A special League of Women Voters year-end program was given by University of Washington professors Jevin West and Carl Bergstrom on December 7 at Benaroya Hall. “Calling BS,” a class in examining information with a critical eye, especially on social media, has become a very popular class at the University, and colleges and universities around the country have requested the syllabus, so the class is spreading. The professors, in a fast-paced, alternating presenter style, began with an overview of how information has been passed down through the centuries, beginning with illuminated manuscripts to today’s social media.

 

Although “BS” has been passed on throughout history, it’s much easier to spread it in today’s fast-paced information world. They gave several examples of BS from current events that spread quickly and were widely believed by some. For example, the pedophile ring supposedly run by Clinton supporters at the Comet Pizza house actually resulted in someone who believed it taking it on himself to “rescue” the children and destroy the place. Even though the man was arrested and the entire story completely debunked, some people still maintained that it was true.

 

Another example given was about sighting of singer Taylor Swift on a date with Senator Joseph McCarthy. One recipient quickly pointed out that despite the “proof” of the photo taken of the date, Senator McCarthy has been dead for 50 years, long before the young singer was even born.

 

When dealing with fake news, recipients must question the source: Who is telling me this? How do they know? What’s in it for them? We should not be intimidated by authoritative-sounding sources with their graphs and tables. And we should avoid “confirmation bias” situations, in which we believe something because it supports our already decided opinions. Is it possible that we will someday have an automated fake news detector? Probably not, since it’s harder to detect than spam.
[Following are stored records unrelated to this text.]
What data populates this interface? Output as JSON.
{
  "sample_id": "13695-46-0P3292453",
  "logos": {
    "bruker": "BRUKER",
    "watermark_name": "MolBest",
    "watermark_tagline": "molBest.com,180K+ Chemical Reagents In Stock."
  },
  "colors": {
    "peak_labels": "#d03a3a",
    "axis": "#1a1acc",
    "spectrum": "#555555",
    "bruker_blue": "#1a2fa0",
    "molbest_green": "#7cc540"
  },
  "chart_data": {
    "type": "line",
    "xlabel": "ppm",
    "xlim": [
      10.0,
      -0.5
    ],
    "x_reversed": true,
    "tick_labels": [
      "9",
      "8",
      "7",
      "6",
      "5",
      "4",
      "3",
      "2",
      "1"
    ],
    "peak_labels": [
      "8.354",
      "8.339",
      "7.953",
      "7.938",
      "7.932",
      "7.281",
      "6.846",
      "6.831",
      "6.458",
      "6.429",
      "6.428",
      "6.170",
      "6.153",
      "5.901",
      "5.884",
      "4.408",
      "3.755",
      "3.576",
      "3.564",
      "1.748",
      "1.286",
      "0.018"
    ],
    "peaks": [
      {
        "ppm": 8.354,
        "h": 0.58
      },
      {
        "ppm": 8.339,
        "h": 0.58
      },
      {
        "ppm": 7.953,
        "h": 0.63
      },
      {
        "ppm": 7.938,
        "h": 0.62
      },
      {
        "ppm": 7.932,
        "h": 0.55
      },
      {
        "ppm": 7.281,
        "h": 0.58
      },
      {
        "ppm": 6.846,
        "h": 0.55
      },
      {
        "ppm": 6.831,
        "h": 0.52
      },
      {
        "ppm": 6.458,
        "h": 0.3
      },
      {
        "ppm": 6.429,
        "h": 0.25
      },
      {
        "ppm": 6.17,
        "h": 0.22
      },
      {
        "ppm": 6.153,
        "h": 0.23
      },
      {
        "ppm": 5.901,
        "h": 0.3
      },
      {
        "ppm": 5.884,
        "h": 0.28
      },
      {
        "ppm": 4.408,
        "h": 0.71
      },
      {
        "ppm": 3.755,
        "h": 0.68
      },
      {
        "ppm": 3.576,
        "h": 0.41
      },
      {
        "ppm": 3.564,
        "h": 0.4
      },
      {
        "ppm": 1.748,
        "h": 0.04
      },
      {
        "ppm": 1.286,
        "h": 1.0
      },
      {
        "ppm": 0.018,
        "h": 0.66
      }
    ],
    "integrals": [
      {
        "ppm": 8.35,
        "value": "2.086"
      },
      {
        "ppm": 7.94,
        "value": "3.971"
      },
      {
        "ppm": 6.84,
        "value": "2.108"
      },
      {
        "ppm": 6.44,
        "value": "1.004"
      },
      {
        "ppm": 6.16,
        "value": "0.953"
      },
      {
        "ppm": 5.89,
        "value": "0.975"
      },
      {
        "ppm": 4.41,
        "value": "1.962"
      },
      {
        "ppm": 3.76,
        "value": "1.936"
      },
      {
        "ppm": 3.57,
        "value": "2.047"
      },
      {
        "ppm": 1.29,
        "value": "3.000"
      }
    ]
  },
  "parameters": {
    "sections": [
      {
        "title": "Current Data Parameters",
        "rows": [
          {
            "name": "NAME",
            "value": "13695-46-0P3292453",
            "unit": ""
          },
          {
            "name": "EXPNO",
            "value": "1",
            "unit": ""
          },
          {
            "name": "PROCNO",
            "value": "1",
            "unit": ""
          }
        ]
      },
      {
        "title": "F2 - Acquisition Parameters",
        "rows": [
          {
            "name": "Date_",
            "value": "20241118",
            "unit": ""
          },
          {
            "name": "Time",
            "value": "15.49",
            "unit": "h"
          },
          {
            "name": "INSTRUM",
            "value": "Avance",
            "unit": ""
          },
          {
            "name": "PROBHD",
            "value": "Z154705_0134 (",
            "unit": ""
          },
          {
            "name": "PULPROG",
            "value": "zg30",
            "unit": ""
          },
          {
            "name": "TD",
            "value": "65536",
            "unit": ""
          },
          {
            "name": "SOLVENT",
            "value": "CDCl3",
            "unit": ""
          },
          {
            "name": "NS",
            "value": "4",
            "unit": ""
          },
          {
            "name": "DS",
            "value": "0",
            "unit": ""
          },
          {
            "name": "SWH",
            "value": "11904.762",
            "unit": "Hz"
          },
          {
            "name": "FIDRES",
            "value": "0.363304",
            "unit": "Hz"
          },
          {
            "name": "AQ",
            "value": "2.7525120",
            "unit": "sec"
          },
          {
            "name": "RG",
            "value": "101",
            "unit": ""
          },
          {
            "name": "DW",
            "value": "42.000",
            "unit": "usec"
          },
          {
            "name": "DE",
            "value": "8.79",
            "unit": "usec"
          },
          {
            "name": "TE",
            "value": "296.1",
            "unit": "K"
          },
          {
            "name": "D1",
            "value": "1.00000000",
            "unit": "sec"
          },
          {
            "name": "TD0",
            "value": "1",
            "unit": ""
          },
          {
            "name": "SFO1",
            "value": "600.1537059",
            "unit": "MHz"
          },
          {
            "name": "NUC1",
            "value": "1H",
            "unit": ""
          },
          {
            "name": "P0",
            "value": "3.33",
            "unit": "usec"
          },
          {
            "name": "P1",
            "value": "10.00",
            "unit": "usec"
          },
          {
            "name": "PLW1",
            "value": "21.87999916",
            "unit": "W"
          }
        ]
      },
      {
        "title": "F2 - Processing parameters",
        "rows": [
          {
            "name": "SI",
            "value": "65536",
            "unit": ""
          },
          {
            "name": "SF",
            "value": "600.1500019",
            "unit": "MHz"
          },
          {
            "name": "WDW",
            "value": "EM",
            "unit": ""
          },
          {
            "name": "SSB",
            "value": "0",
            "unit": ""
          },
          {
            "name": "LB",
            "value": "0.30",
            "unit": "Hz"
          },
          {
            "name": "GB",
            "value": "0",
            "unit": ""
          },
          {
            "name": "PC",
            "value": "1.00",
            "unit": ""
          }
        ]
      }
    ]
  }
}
It should be noted that despite the ease of proliferating fake news, it takes far more effort to retract it. Professor West also believes that published research (information that has been vetted by peer review) should have a conflict of information disclaimer. The League was acknowledged for its longstanding efforts to provide useful and timely information to the voter. But their advice to us was: Think more. Share less. The presenters will publish a book in Spring 2018.